Creates new producer client object. Returns the created Kafka::Producer object.

An error will cause the program to halt or the constructor will return the undefined value, depending on the value of the RaiseError attribute.

You can use the methods of the Kafka::Producer class - "last_errorcode" and "last_error" for information about the error.

new() takes arguments in key-value pairs. The following arguments are currently recognized:

IO => $io

$io is the Kafka::IO object that allow you to communicate to the Apache Kafka server without using the Apache ZooKeeper service.

RaiseError => $mode

Optional, default = 0 .

An error will cause the program to halt if RaiseError is true: confess if the argument is not valid or die in the other error case (this can always be trapped with eval).

It must be a non-negative integer. That is, a positive integer, or zero.

You should always check for errors, when not establishing the RaiseError mode to true.

METHODS

The following methods are defined for the Kafka::Producer class:

send( $topic, $partition, $messages )

Sends a messages (coded according to the Apache Kafka Wire Format protocol) on a Kafka::IO object socket.

Returns 1 if the message is successfully sent. If there's an error, returns the undefined value if the RaiseError is not true.

send() takes arguments. The following arguments are currently recognized:

$topic

The $topic must be a normal non-false string of non-zero length.

$partition

The $partition must be a non-negative integer (of any length). That is, a positive integer, or zero.

$messages

The $messages is an arbitrary amount of data (a simple data string or a reference to an array of the data strings).

close

The method to close the Kafka::Producer object and clean up.

last_errorcode

This method returns an error code that specifies the position of the description in the @Kafka::ERROR array. Analysing this information can be done to determine the cause of the error.

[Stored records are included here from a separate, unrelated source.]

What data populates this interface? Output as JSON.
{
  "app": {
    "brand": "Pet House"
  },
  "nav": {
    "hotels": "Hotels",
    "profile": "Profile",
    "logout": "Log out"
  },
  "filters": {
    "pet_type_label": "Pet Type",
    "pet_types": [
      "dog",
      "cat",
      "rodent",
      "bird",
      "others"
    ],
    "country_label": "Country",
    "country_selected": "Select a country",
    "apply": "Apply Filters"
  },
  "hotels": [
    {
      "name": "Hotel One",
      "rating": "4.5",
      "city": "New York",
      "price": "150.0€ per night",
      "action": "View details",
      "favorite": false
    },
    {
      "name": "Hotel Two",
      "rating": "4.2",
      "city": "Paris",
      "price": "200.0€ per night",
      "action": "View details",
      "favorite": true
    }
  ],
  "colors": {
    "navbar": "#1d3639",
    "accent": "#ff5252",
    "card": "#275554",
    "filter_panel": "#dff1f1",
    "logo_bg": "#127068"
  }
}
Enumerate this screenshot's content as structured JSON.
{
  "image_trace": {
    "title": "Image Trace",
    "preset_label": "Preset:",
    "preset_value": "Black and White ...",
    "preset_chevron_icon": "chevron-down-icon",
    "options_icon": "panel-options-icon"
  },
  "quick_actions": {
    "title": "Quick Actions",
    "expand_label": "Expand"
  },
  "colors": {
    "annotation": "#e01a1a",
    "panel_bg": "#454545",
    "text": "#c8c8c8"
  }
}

The server or the resource might not be available, access to the resource might be denied or other things might have failed for some reason.

last_error

This method returns an error message that contains information about the encountered failure. Messages returned from this method may contain additional details and do not comply with the Kafka::ERROR array.

DIAGNOSTICS

Look at the RaiseError description for additional information on error handeling.

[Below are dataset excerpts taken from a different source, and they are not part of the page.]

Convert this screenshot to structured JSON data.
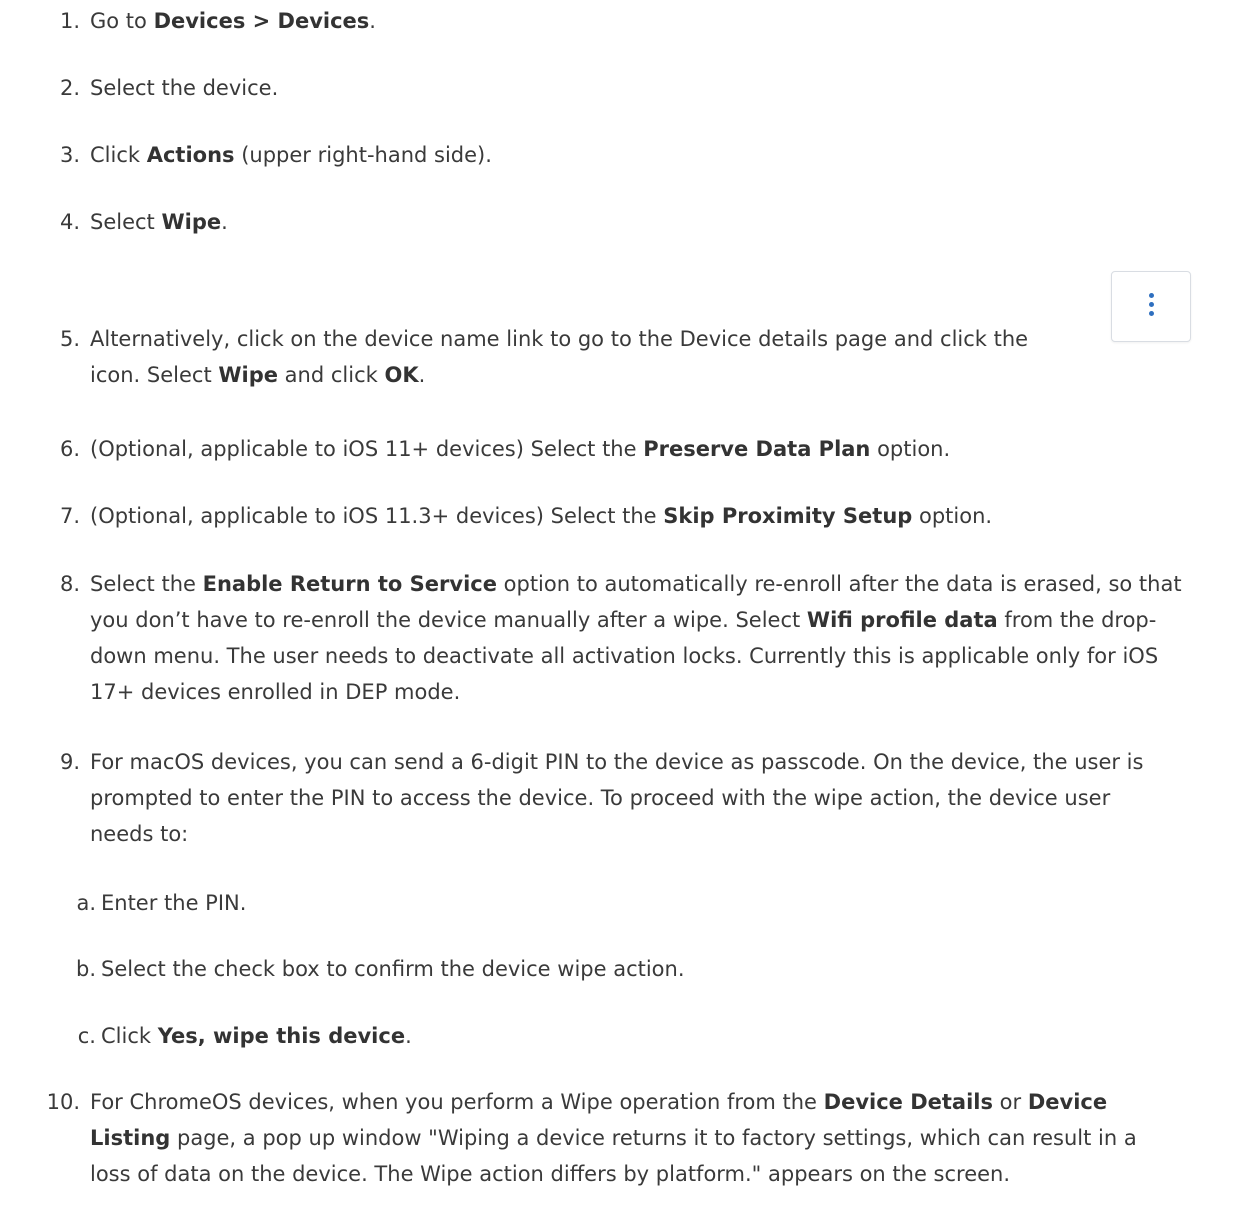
{
  "steps": [
    {
      "num": "1.",
      "pre": "Go to ",
      "b1": "Devices > Devices",
      "post": "."
    },
    {
      "num": "2.",
      "text": "Select the device."
    },
    {
      "num": "3.",
      "pre": "Click ",
      "b1": "Actions",
      "post": " (upper right-hand side)."
    },
    {
      "num": "4.",
      "pre": "Select ",
      "b1": "Wipe",
      "post": "."
    },
    {
      "num": "5.",
      "line1": "Alternatively, click on the device name link to go to the Device details page and click the",
      "l2_pre": "icon. Select ",
      "l2_b1": "Wipe",
      "l2_mid": " and click ",
      "l2_b2": "OK",
      "l2_post": "."
    },
    {
      "num": "6.",
      "pre": "(Optional, applicable to iOS 11+ devices) Select the ",
      "b1": "Preserve Data Plan",
      "post": " option."
    },
    {
      "num": "7.",
      "pre": "(Optional, applicable to iOS 11.3+ devices) Select the ",
      "b1": "Skip Proximity Setup",
      "post": " option."
    },
    {
      "num": "8.",
      "l1_pre": "Select the ",
      "l1_b": "Enable Return to Service",
      "l1_post": " option to automatically re-enroll after the data is erased, so that",
      "l2_pre": "you don’t have to re-enroll the device manually after a wipe. Select ",
      "l2_b": "Wifi profile data",
      "l2_post": " from the drop-",
      "line3": "down menu. The user needs to deactivate all activation locks. Currently this is applicable only for iOS",
      "line4": "17+ devices enrolled in DEP mode."
    },
    {
      "num": "9.",
      "line1": "For macOS devices, you can send a 6-digit PIN to the device as passcode. On the device, the user is",
      "line2": "prompted to enter the PIN to access the device. To proceed with the wipe action, the device user",
      "line3": "needs to:",
      "subs": [
        {
          "letter": "a.",
          "text": "Enter the PIN."
        },
        {
          "letter": "b.",
          "text": "Select the check box to confirm the device wipe action."
        },
        {
          "letter": "c.",
          "pre": "Click ",
          "b1": "Yes, wipe this device",
          "post": "."
        }
      ]
    },
    {
      "num": "10.",
      "l1_pre": "For ChromeOS devices, when you perform a Wipe operation from the ",
      "l1_b1": "Device Details",
      "l1_mid": " or ",
      "l1_b2": "Device",
      "l2_b": "Listing",
      "l2_post": " page, a pop up window \"Wiping a device returns it to factory settings, which can result in a",
      "line3": "loss of data on the device. The Wipe action differs by platform.\" appears on the screen."
    }
  ],
  "icons": {
    "more_actions": "vertical-ellipsis-icon"
  },
  "colors": {
    "text": "#3a3a3a",
    "icon_dots": "#2f6fbf",
    "icon_border": "#d9dde3"
  }
}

The methods for the possible error to analyse: "last_errorcode" and more descriptive "last_error".

Mismatch argument

This means that you didn't give the right argument to a new constructor or to other method.

IO errors

Look at Kafka::IO DIAGNOSTICS section to obtain information about IO errors.

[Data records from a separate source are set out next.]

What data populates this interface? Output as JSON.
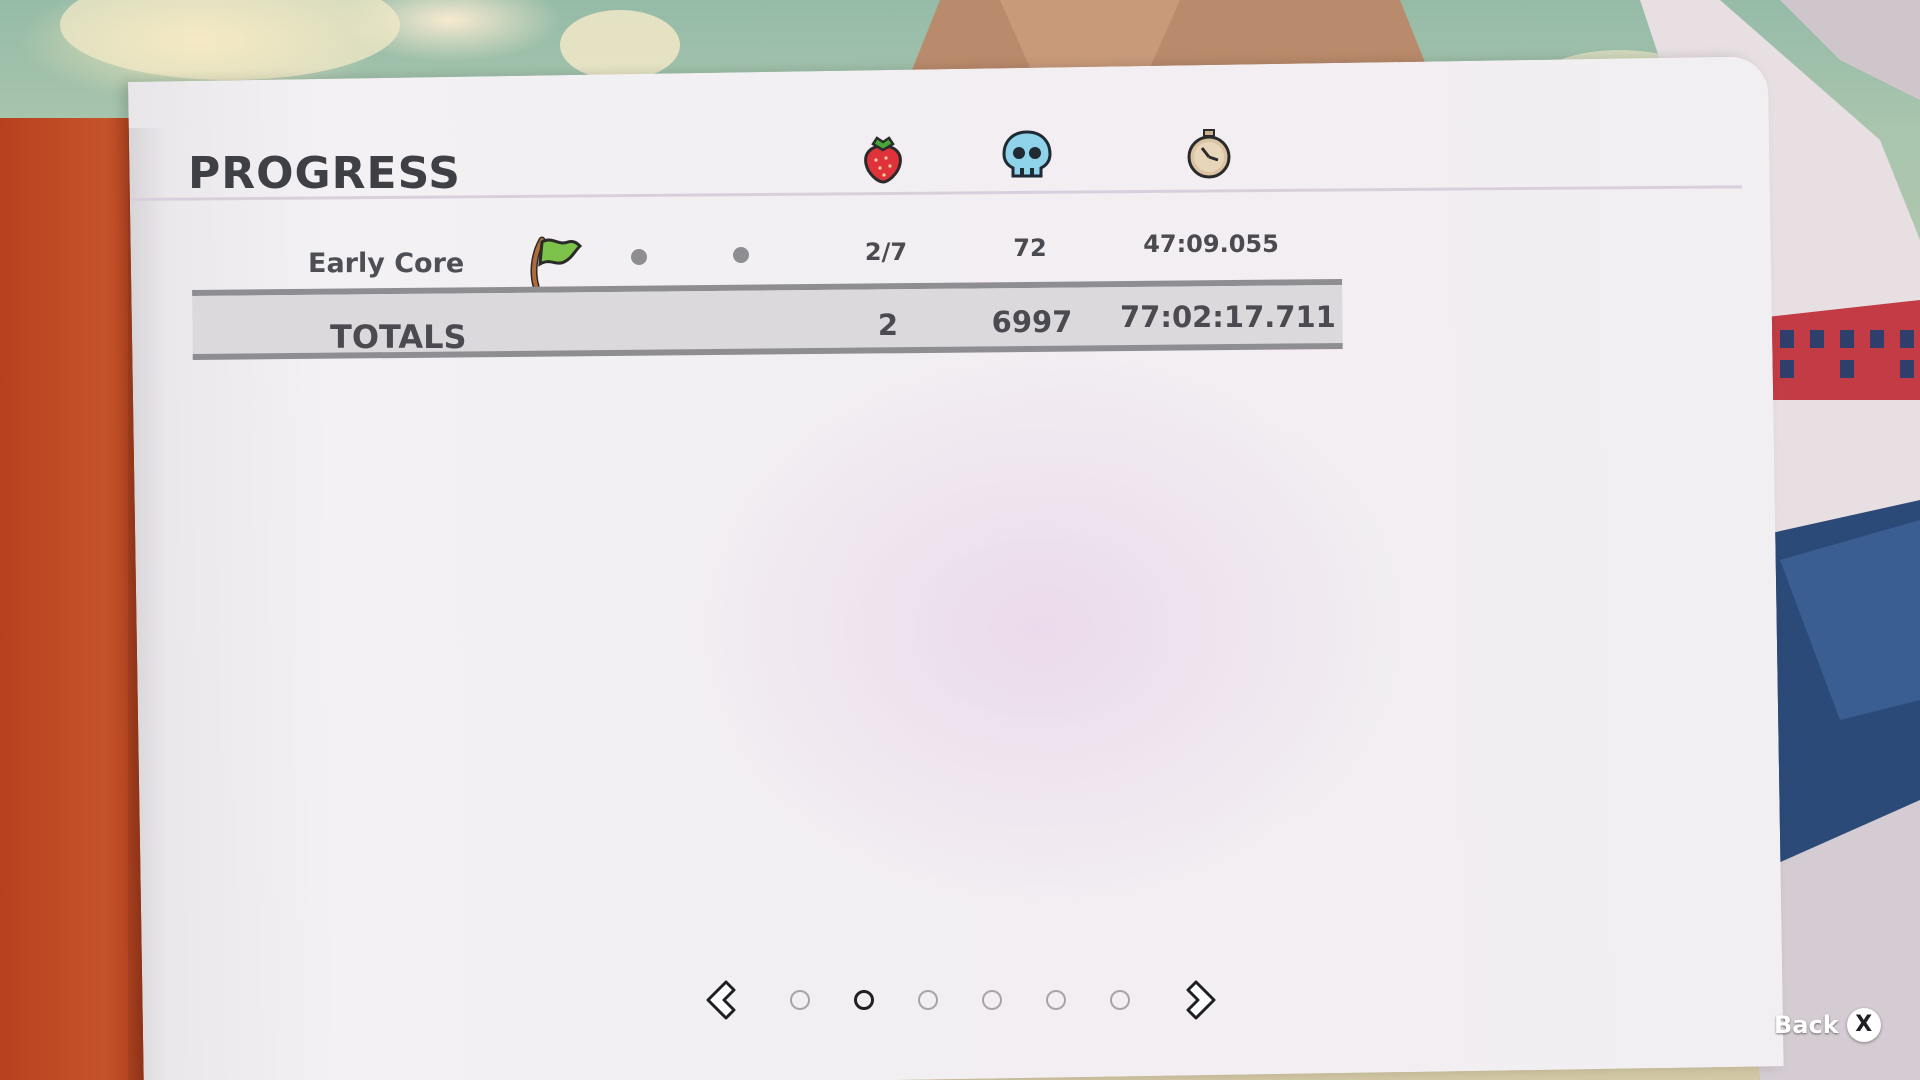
{
  "screen": {
    "title": "PROGRESS"
  },
  "columns": [
    {
      "icon": "strawberry-icon"
    },
    {
      "icon": "skull-icon"
    },
    {
      "icon": "stopwatch-icon"
    }
  ],
  "rows": [
    {
      "chapter": "Early Core",
      "checkpoint_icon": "flag-icon",
      "strawberries": "2/7",
      "deaths": "72",
      "time": "47:09.055"
    }
  ],
  "totals": {
    "label": "TOTALS",
    "strawberries": "2",
    "deaths": "6997",
    "time": "77:02:17.711"
  },
  "pager": {
    "pages": 6,
    "active_index": 1
  },
  "back": {
    "label": "Back",
    "button_glyph": "X"
  },
  "colors": {
    "book_edge": "#c5532a",
    "paper": "#f2eef2",
    "text": "#4a4a50"
  }
}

For more error description, always look at the message from the "last_error" method or from the Kafka::Producer::last_error class method.

SEE ALSO

The basic operation of the Kafka package modules:

Kafka - constants and messages used by the Kafka package modules

Kafka::IO - object interface to socket communications with the Apache Kafka server

Kafka::Producer - object interface to the producer client

Kafka::Consumer - object interface to the consumer client

Kafka::Message - object interface to the Kafka message properties

Kafka::Protocol - functions to process messages in the Apache Kafka's wire format

Kafka::Int64 - functions to work with 64 bit elements of the protocol on 32 bit systems

Kafka::Mock - object interface to the TCP mock server for testing

A wealth of detail about the Apache Kafka and Wire Format:

Main page at http://incubator.apache.org/kafka/

Wire Format at http://cwiki.apache.org/confluence/display/KAFKA/Wire+Format/

Writing a Driver for Kafka at http://cwiki.apache.org/confluence/display/KAFKA/Writing+a+Driver+for+Kafka

AUTHOR

Sergey Gladkov, <sgladkov@trackingsoft.com>

CONTRIBUTORS

Alexander Solovey

Jeremy Jordan

Vlad Marchenko

COPYRIGHT AND LICENSE

Copyright (C) 2012-2013 by TrackingSoft LLC. All rights reserved.

This package is free software; you can redistribute it and/or modify it under the same terms as Perl itself. See perlartistic at http://dev.perl.org/licenses/artistic.html.

This program is distributed in the hope that it will be useful, but WITHOUT ANY WARRANTY; without even the implied warranty of MERCHANTABILITY or FITNESS FOR A PARTICULAR PURPOSE.